Putting a treadmill in the living room is one option to find the motivation you need to start being more active, but studies show there’s a different, fluffier, way to add more exercise to your life. Instead of at-home gym equipment, all you need is a dog. Countless studies report dog owners exercise more times a week than their non-dog-owning counterparts. In general, people that consider themselves pet parents are more active and at less risk of obesity than people who don’t come home to wagging tails and slobbery kisses. If you’ve ever met a dog, it’s not hard to figure out why. Between daily walks, training, bathroom breaks, and everything in between, having a dog is filled with opportunities for exercise.

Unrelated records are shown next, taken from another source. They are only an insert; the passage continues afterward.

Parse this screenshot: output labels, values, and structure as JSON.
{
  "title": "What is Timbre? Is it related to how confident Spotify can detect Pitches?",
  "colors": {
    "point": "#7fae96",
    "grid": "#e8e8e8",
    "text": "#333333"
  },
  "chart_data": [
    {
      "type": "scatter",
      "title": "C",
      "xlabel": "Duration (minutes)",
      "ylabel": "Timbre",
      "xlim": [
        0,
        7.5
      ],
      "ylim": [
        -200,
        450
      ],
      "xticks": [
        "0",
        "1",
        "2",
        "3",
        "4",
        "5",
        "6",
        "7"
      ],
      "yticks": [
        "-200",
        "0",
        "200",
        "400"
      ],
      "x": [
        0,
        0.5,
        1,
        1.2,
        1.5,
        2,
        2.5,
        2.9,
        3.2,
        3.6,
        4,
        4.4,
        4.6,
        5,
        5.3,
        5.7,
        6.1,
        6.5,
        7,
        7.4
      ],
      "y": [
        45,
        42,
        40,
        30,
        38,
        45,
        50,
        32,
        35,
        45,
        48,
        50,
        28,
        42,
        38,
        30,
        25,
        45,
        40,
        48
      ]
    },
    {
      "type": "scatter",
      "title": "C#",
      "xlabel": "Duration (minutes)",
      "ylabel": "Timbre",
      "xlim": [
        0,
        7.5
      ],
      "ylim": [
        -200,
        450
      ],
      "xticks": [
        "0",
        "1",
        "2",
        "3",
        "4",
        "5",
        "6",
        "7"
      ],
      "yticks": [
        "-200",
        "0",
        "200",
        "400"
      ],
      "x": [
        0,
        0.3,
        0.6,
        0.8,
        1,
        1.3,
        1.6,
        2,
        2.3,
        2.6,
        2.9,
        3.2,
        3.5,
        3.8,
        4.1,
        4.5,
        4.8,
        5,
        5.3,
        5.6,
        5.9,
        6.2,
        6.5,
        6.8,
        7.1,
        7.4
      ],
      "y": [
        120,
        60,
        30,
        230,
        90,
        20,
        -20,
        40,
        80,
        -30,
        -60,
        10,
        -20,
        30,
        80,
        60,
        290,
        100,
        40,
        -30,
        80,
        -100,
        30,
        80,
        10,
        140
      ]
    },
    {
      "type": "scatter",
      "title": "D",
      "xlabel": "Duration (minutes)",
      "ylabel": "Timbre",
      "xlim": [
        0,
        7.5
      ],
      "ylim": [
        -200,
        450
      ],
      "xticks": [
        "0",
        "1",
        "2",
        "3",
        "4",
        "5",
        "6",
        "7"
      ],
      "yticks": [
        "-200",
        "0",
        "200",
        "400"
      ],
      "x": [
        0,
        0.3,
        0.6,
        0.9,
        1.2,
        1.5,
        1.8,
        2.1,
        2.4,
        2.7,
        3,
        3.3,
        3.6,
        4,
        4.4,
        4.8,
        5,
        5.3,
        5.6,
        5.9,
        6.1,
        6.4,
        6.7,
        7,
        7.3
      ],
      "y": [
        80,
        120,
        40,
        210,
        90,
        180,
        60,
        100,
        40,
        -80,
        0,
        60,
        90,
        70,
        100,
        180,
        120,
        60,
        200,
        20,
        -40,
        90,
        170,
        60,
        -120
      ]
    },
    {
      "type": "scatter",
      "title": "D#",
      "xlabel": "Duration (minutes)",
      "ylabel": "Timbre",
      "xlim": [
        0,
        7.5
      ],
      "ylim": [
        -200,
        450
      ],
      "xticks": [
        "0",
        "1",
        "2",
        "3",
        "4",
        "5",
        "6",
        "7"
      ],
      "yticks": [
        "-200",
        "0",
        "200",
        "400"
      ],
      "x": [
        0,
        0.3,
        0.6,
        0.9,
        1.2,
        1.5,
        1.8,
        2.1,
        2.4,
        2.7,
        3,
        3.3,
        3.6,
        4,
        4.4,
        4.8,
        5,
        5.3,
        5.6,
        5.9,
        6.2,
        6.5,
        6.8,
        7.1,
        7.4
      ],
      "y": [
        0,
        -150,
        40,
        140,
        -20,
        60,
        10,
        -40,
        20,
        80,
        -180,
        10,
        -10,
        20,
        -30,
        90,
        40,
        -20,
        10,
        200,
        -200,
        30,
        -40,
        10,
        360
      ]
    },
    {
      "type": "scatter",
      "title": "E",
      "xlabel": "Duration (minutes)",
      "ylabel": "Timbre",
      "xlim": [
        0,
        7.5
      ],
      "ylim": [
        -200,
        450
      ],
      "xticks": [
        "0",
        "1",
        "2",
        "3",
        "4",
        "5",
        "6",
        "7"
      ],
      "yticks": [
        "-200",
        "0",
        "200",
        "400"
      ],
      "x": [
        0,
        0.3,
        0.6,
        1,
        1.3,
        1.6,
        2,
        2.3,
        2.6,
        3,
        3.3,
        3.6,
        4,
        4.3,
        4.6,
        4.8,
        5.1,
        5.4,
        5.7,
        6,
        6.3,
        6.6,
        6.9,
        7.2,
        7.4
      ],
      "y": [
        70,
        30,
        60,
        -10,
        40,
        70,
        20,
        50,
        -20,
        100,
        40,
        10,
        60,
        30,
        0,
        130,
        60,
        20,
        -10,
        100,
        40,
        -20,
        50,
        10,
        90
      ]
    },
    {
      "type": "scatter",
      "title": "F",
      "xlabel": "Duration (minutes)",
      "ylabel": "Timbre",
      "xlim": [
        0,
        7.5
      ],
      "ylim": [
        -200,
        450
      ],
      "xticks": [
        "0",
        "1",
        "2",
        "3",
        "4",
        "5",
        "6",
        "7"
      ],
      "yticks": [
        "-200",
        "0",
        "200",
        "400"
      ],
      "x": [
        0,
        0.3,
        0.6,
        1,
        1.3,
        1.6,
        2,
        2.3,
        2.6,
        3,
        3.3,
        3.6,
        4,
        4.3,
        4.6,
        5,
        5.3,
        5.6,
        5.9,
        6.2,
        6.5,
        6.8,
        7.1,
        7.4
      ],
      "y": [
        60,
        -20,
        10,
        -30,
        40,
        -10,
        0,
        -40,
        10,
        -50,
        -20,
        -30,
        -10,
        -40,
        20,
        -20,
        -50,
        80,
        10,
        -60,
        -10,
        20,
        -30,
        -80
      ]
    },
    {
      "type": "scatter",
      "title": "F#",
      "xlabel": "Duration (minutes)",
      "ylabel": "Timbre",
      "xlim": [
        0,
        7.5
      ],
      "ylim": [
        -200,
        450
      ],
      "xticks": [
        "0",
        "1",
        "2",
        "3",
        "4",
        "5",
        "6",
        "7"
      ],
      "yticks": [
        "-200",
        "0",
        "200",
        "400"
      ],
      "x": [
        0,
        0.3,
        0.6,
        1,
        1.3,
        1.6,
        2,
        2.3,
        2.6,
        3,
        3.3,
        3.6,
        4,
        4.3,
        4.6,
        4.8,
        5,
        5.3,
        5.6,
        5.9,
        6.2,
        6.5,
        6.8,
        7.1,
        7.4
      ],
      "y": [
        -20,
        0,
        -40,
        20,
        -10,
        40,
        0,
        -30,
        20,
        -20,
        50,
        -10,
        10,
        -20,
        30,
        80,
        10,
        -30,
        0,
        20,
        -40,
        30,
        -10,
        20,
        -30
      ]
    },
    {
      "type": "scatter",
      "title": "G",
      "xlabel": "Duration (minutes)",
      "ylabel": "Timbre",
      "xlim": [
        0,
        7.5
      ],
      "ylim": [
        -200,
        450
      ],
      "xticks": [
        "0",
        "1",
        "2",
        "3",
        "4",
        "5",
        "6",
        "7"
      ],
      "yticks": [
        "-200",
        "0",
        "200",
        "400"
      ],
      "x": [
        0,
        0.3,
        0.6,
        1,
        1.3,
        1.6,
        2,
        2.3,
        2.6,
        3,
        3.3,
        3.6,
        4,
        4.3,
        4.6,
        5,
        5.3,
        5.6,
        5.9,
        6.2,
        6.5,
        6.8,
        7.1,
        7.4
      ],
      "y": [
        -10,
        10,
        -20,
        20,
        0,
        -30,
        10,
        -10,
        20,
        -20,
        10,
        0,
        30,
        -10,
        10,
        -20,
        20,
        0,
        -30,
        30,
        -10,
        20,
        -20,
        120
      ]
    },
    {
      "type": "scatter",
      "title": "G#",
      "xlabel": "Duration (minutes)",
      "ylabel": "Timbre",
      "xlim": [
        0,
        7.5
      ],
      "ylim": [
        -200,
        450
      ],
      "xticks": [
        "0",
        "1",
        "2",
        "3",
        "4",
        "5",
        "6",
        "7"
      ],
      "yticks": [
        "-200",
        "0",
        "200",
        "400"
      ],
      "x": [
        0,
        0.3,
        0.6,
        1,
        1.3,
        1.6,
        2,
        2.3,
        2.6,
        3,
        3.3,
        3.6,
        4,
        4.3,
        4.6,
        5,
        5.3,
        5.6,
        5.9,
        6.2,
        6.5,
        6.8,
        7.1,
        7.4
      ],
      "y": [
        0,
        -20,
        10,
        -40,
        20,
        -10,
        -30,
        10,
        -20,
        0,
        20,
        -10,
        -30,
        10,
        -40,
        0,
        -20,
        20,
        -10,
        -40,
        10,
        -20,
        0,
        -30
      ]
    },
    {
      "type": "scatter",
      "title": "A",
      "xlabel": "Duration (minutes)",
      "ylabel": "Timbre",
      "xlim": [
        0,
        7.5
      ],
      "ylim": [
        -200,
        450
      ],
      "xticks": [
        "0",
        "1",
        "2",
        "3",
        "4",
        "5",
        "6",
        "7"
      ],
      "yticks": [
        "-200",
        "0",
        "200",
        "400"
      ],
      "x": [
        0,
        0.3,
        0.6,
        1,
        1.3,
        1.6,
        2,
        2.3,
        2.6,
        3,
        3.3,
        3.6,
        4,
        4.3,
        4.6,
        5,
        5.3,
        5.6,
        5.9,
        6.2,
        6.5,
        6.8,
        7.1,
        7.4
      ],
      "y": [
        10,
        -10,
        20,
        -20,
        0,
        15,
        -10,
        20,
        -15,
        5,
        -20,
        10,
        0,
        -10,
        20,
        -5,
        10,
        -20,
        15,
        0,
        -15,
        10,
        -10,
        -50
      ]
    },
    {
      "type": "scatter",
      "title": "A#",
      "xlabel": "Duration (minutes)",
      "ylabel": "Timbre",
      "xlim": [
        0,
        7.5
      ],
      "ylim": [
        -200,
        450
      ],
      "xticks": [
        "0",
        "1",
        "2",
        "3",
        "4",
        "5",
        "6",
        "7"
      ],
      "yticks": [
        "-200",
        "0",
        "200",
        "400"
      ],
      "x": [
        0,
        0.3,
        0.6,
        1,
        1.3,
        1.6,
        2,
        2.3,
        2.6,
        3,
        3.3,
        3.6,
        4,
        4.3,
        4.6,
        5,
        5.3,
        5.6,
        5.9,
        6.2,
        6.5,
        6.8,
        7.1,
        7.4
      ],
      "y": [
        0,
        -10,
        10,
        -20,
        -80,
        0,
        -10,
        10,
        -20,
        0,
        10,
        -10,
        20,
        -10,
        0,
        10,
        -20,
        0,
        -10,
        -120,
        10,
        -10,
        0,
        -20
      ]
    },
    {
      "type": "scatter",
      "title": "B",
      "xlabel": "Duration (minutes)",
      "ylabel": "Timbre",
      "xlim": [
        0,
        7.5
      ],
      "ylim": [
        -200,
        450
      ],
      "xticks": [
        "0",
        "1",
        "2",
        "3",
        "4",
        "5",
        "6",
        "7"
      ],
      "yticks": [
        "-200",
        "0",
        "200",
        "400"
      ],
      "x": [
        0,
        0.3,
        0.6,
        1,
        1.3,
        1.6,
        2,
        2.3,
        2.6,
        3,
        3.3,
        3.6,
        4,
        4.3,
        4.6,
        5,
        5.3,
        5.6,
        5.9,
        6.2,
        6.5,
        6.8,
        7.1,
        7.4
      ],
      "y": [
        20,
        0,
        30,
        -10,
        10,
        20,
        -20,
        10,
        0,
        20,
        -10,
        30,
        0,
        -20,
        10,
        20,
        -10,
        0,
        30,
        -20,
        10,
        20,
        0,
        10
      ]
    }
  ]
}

Step by Step, Dog Owners Exercise More
Researchers from Michigan State University looked at how often dog owners exercise compared to people without dogs. After tracking the habits of 5,900 people—2,170 who owned dogs—they reported dog owners to exercise an average of 30 minutes per week more than people without dogs.
The definition of exercise doesn’t need to include running marathons or lifting heavy weights. For many, staying active is as simple as a ten-minute walk. Many of the dog owners in the MSU study got their exercise by walking or running, and others burned calories during long games of fetch. For some people, even getting up several times a day to let a dog outside or feed them a treat is movement they’d otherwise be missing out on. In addition to more steps taken and more miles walked, the study also found dog owners are more likely to participate in physical activities like sports and even gardening. Sometimes the dog is directly involved (anyone ever plays backyard football with a dog on your team?), and other times simply having a companion out in the yard is enough encouragement to stay off the couch and on your feet.
Fighting That Sedentary Lifestyle
Another study from the Journal of Epidemiology and Community Health made similar conclusions and went on to study how factors including weather, number of daylight hours, and other commitments affect exercise habits. The overall trend was that people were more likely to slip into a sedentary lifestyle when the weather was cold or wet and the days were short. Out of 3,100 total study subjects, 18% owned dogs. Researchers found that dog owners were less likely to let environmental factors and scheduling conflicts interfere with their regular exercise. In fact, they found dog owners exercise more on bad weather days than people without dogs do on the sunniest, best days.
Unlike human walking partners, dogs don’t care what time it is or what the weather channel predicts. They’re always ready to go, and they have a habit of getting their way. They’ll bark and misbehave if they don’t get their exercise, and that is usually enough to convince a person to lace up their shoes and grab their favorite dog harness and leash. It can be irritating, but that push is the key to why dog owners exercise more than they would if their life didn’t revolve around a fluffy, wet-nosed family member. That increased activity is a literal life-saver when it comes to fighting obesity and maintaining heart health.
Lace Up and Keep Up
Having a dog is an extra incentive to get up and move, but all dogs are different. Katrina Adams, 26, owns a one-year-old Border Collie mix named Pippa. With Pippa’s age and breed, she needs rigorous exercise every day to keep her happy and out of trouble. Katrina said,
“She [Pippa] is the most active breed on planet Earth. She literally cries and pants in circles if she can’t go to the park to play frisbee.”
Breeds like Border Collies, Labs, Rhodesian Ridgebacks, and German Shepherds are known for their athleticism and high energy. They need opportunities to run and play if their families want them to be happy, healthy, and well-behaved. People with these active dogs spend every day walking, running, and trying to keep up. Katrina and Pippa take daily trips to the park, and Katrina credits her high-energy dog for keeping her healthy and active.
There are other dog breeds, however, that don’t demand as much physical activity. Mary Schonour, 28, shares her life with a one-year-old Basset Hound named Cleo. Known for big ears and long bodies, the American Kennel Club describes the average Basset Hound as a “couch potato.” They’re perfectly pleased to spend the day inside napping, but that doesn’t mean Mary is missing out on the exercise advantages of having a dog. Even without long walks or runs, Mary still says she’s more active now that she has a dog that she was before Cleo became the love of her life. The pair goes on regular short walks to keep Cleo trim, and playing in the yard is one of their favorite things to do together.
“She loves to play when we’re in the yard, so we’ll run around chasing each other until she flops over and I can’t catch my breath.”
All that chasing is in addition to the regular exercise Mary does on her own, and even those short bursts of puppy playtime contribute to her overall active lifestyle.
Whether you’re looking to add a few extra steps to your day or need a motivator to help you exercise regularly, a dog could be the answer. Dog owners exercise as a way to care for their dogs, but they also do it for themselves. More exercise means a healthier lifestyle and more time to dole out belly rubs and head scratches. A dog won’t bail on your workout at the last minute, and you’ll never hear him grumble about bad timing or worse weather. You can count on him to keep you moving, and you’ll live a healthier, more active life because of him.